I use these $5 Tx Rx units for Walter. Lets take RC mode for example. This is a simple "remote control car" mode. I have to send 3 bits of info: Left wheel, right wheel and speed. I have coded (on the transmitter) how to convert the X/Y of the joystick to a  byte for each wheel. This byte is in reference to the eventual PWM speed sent to that wheel via the picaxe chip on board the robot. In addition, I want to limit the max speed of both motors. This is done with a pot on the side of the transmitter going into an ADC on the transmitter's pic. So in total, we have 3 bytes to transmit. And I transmit them. Thats it.

high B.3 pause 3 low b.3 pause 1 serout 7,N2400, (85,85,"motornumbers",b5,b6,b3)

The high/low stuff and the 85, 85 is part of the "warm-up"

"Motornumbers" is just the qualifier

b5 and b6 are wheel speeds and b3 is the max top speed

In some of my other communications, I have used up to 8 bytes and 3 bits in one "send".

That's it.

rik's picture

All those 1 KOhm resistors together form a "resistor network". If you replace the network with a different one, you could have a combination of switches that, together, code for many different digital/binary values. Each value can be decoded by the receiver to give you the combination of buttons pressed on the transmitter.

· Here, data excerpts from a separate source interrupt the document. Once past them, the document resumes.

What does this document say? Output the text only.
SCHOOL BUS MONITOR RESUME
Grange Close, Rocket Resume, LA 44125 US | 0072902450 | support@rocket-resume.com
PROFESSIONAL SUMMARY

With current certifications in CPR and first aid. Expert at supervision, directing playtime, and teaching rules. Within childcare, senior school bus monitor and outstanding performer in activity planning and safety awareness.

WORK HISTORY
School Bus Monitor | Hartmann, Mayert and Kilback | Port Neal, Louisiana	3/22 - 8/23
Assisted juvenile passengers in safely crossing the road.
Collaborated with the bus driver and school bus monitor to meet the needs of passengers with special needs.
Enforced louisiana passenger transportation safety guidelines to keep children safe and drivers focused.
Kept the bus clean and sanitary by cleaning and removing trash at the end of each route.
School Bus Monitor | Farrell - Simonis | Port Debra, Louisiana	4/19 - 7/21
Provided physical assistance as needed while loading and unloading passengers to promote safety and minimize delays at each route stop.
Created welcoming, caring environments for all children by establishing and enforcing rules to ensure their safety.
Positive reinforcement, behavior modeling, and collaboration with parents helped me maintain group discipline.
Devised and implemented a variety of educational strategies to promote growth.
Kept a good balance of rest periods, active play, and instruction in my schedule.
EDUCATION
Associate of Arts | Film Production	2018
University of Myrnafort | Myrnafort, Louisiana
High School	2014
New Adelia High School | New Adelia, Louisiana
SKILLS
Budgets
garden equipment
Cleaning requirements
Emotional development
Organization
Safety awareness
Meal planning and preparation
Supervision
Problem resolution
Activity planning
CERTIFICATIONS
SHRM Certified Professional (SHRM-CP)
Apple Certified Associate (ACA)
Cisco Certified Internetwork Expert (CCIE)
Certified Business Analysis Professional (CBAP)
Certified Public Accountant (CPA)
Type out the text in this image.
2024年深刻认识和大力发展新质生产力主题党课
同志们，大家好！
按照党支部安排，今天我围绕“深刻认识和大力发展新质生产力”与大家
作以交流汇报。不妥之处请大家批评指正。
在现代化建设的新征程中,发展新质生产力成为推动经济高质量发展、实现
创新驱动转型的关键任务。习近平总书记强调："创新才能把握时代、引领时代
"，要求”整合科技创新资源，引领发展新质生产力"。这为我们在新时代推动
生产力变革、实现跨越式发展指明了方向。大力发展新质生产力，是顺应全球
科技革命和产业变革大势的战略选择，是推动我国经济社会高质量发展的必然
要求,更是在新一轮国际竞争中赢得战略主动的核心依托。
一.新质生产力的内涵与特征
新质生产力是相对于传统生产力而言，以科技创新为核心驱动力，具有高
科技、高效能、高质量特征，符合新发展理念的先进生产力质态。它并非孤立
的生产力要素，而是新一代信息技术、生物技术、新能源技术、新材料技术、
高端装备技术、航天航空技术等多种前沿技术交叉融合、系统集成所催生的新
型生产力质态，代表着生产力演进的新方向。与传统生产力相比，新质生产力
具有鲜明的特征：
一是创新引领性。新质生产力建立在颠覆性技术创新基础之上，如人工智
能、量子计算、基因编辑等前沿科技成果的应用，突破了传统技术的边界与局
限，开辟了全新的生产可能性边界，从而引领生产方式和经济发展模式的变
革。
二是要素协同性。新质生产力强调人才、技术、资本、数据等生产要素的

I am talking about a R2R network, which consists of resistors in series AND in parallel with each other. Four buttons would code for 2^4 = 16 different combinations. Ten buttons would encode 1024 combinations. Each combination is ultimately a voltage between 5V and 0V. You would need a very sensitive ADC to read those voltages discretely. The picaxe basic command readadc10 will not cut it. So you'd have to lose two or more buttons.